The “elephant in the room” can be among people or even inside someone, an internal, individual phenomenon – whatever is there that we avoid bringing to consciousness. What if we turn our attention to the elephants in our rooms?

I want now to commit to regarding the elephants newly. I want my teacher to be the elephant, to learn to regard the metaphorical elephant the way incarnated elephants regard us. With stillness. Alertness. Power. Tenderness. With those big eyes and long eyelashes. With beauty and apparent sweetness.

The week coming up is Holy Week in the Christian calendar. It commemorates events around the crucifixion and resurrection of Jesus. He was (and is) certainly an elephant in the room of traditional powers; what if He were regarded differently? This may be a good week to begin the elephant meditation.

Still Thinking about Thought

April 27, 2010

I do believe that thoughts create our reality.

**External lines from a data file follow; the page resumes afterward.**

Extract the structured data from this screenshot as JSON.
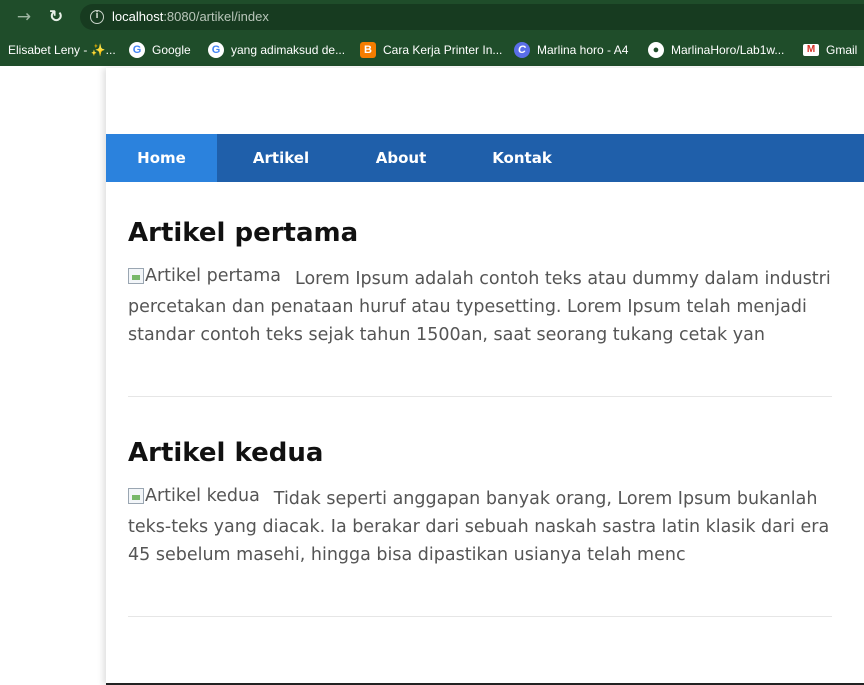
{
  "browser": {
    "url_host": "localhost",
    "url_rest": ":8080/artikel/index",
    "bookmarks": [
      {
        "label": "Elisabet Leny - ✨...",
        "icon": "none"
      },
      {
        "label": "Google",
        "icon": "google-icon"
      },
      {
        "label": "yang adimaksud de...",
        "icon": "google-icon"
      },
      {
        "label": "Cara Kerja Printer In...",
        "icon": "blogger-icon"
      },
      {
        "label": "Marlina horo - A4",
        "icon": "canva-icon"
      },
      {
        "label": "MarlinaHoro/Lab1w...",
        "icon": "github-icon"
      },
      {
        "label": "Gmail",
        "icon": "gmail-icon"
      }
    ]
  },
  "nav": {
    "items": [
      "Home",
      "Artikel",
      "About",
      "Kontak"
    ],
    "active": "Home"
  },
  "articles": [
    {
      "title": "Artikel pertama",
      "image_alt": "Artikel pertama",
      "body": "Lorem Ipsum adalah contoh teks atau dummy dalam industri percetakan dan penataan huruf atau typesetting. Lorem Ipsum telah menjadi standar contoh teks sejak tahun 1500an, saat seorang tukang cetak yan"
    },
    {
      "title": "Artikel kedua",
      "image_alt": "Artikel kedua",
      "body": "Tidak seperti anggapan banyak orang, Lorem Ipsum bukanlah teks-teks yang diacak. Ia berakar dari sebuah naskah sastra latin klasik dari era 45 sebelum masehi, hingga bisa dipastikan usianya telah menc"
    }
  ],
  "colors": {
    "chrome": "#1f4d2a",
    "navbar": "#1f5faa",
    "nav_active": "#2b82dd"
  }
}
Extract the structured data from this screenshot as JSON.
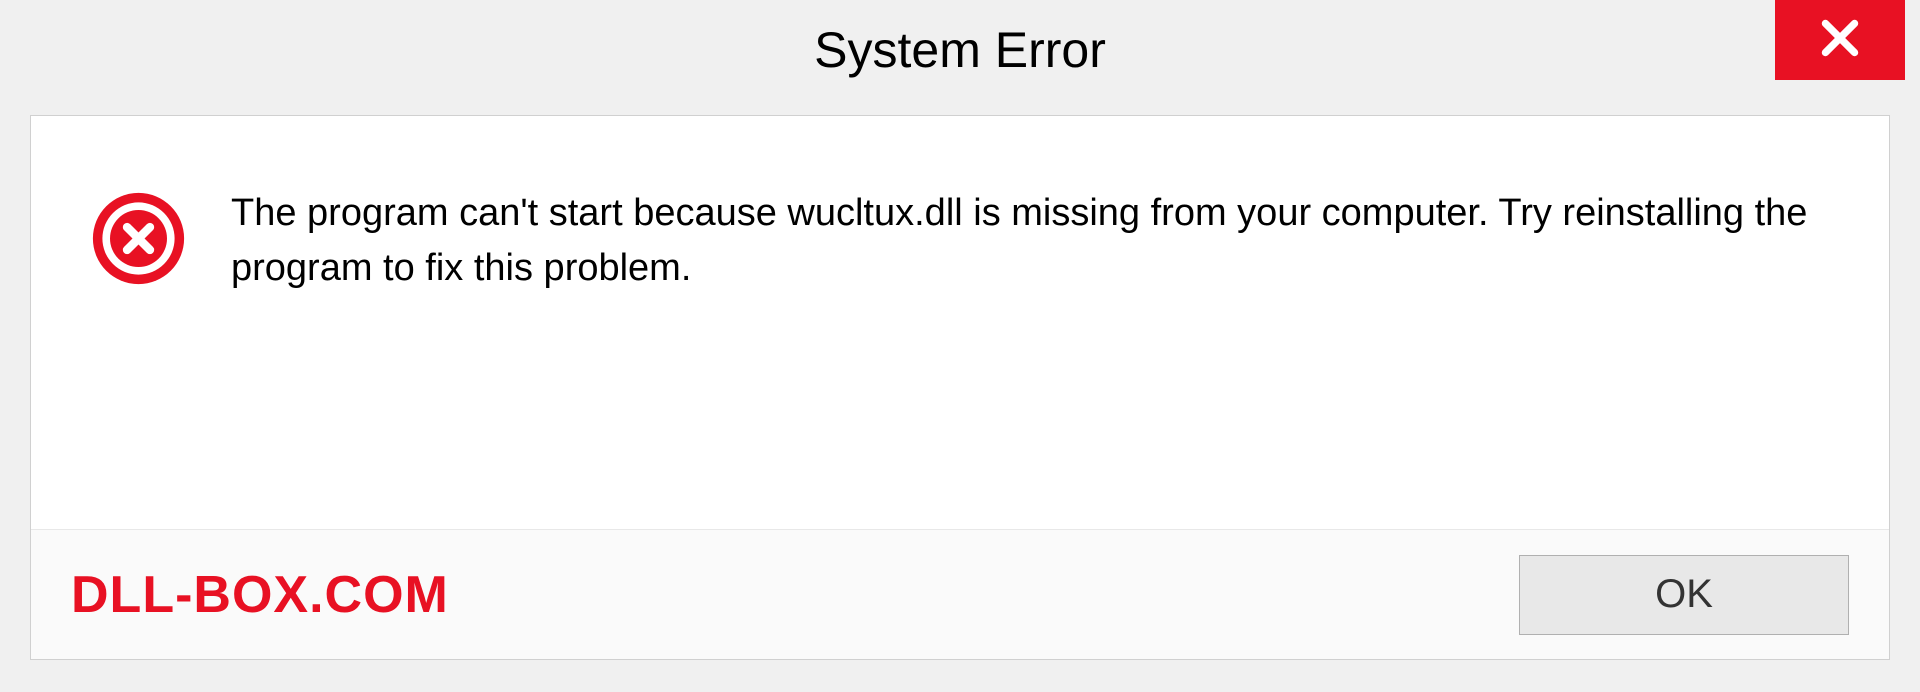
{
  "title": "System Error",
  "message": "The program can't start because wucltux.dll is missing from your computer. Try reinstalling the program to fix this problem.",
  "watermark": "DLL-BOX.COM",
  "ok_label": "OK"
}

As David Bohm says, “Thought creates the world, and then hides and says it didn’t do it.” We look at that reality and think it’s just there, objectively, not that our thought created or could influence it. I’ve been observing  this for years, as a student of a spiritual teacher who taught very similar principles, as a student of the Dialogue method ingeniously developed by Bohm to help practioners become more aware of what thought is doing, and during doctral studies in depth psychology. It’s a habit of mine to observe thought and connect dots, like people watch sports or the weather, I watch this.

A  lot of teaching is going on now in various books and circles about how to manifest through thought. Great that people are learning more and more about this, but I get concerned about what is left out in much of the teaching. So much of thought is unconscious, most of it is. There is thought we inherit from ancestors that comes through family lines; thoughts that are gathered from experience that is often misinterpreted but from which conclusions are drawn and become our certainties without re-evaluation; thoughts that are created collectively which are very hard to sort out from our personal thinking. To change thought is a big job. It requires effort, energy, motivation, practice and help. I believe it requires practice with others, with those who are willing to catch us in unconscious thought, or in group effort such as spending time in intentional dialogue. Changing conscious thought is hard enough, changing what we are completely unaware of takes special attention.

Then of course probably the best medicine is “no thought.” As often as we can get to that place – to just feel, don’t think, that is probably when the most powerful shifts become possible.

I wish people would spend more time thinking together about thought, getting to the root of it. I got to teach about it in a college classroom in Los Angeles with rooms full of students from multiple countries and backgrounds. I miss that. Dialogue work takes committment, but can be as exhilarating, intoxicating, creative and astonishing as anything ever gets. To deeply change thought is to change everything.